More people are killed or injured on farms across the UK and Ireland than any other industry
Vicky Whipps sat waiting for her husband Craig, aged 27, to come home from work on July 15, 2011 but he never arrived. A normal working day on the farm in Stapleford, Essex, turned into a day of tragedy.
On that day, farmer Craig was working with slurry and was overcome by hydrogen sulphide gas.

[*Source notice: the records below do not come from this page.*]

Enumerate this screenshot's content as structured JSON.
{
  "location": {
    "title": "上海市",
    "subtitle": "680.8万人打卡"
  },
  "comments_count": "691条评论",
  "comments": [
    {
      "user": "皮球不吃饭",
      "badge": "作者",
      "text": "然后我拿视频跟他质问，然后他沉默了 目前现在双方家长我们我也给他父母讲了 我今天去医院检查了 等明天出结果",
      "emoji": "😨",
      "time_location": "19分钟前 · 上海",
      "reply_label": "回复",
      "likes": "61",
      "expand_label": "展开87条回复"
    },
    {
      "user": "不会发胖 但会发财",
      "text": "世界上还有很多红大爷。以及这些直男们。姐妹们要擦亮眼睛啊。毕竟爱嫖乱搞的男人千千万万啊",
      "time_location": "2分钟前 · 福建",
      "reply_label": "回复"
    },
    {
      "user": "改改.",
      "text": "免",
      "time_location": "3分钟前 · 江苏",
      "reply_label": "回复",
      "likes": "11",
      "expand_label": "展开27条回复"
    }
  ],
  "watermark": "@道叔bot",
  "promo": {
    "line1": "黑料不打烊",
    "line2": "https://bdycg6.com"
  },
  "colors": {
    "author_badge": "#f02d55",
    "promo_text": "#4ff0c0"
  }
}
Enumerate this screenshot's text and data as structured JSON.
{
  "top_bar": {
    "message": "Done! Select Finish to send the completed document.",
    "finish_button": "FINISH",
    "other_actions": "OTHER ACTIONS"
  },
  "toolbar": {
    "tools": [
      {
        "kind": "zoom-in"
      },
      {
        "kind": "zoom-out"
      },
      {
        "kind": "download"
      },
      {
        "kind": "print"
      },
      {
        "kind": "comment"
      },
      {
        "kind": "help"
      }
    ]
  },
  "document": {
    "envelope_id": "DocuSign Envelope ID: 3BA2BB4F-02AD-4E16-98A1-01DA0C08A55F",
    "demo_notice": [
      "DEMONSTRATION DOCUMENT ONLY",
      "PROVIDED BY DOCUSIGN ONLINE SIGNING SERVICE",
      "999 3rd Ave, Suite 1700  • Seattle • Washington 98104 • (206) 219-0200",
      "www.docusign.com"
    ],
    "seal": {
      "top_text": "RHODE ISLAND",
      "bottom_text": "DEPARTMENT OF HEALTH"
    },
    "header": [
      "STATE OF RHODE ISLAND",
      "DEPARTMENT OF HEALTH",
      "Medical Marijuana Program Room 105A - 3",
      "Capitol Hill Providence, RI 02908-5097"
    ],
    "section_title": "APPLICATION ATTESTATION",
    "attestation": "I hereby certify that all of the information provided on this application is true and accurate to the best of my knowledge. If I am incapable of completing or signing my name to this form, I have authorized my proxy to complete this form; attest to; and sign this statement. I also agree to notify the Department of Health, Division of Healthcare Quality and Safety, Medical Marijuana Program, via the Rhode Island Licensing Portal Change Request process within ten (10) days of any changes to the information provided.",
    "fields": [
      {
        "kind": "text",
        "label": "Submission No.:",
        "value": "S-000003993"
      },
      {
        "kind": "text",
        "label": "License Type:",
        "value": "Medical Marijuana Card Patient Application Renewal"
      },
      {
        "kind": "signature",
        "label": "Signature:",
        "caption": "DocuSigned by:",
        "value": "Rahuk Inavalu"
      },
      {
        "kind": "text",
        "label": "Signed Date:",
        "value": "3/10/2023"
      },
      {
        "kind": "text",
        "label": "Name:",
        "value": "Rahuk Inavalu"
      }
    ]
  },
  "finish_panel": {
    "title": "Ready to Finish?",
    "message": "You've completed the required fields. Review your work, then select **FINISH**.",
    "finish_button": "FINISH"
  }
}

A work colleague rushed to save him but sadly lost his life also.
Tragically, this heart-breaking tale has been heard far too often across the country and has left the farming industry with a reputation as being one of the most dangerous industries in the UK.
Latest figures released by the Health and Safety Executive, revealed that 215 people, over the last five years, have lost their lives on farms and that 29 of those have been killed in 2015/16.
Experts within the farming industry have said that a mixture of tiredness, old equipment, pressure from suppliers and unfamiliarity with new machinery, all play their role in enabling these farming tragedies to happen.
Mrs Whipps says that some farmers were complacent when it comes to health and safety and that the statistics should be seen as a warning to farmers.
“In most other industries, risk assessments are a necessity and I think farming has to rise up to this level.” Said Mrs Whipps.
She added: “People say there is a lot of red tape in the industry, but it is there for a reason – because of these incidents.”
A survey by the Farm Safety Foundation discovered that even though 96% of farmers, under the age of forty, felt as though they were well informed on health and safety issues, 57% of them admitted to taking risks.
Also, nearly 50% of farmers, under the age of forty, admitted that how they worked on the farm was determined by how their parents had worked it and 85% said that when growing up on a farm, most jobs end up becoming ‘a habit’.
Mrs Whipps said that everybody has a responsibility to their employees and themselves to adhere to health and safety.
On-site training and education will be key to improving upon the industries dreadful health and safety record, says Mrs Whipps. She also believes that compulsory risk assessments might help to improve things.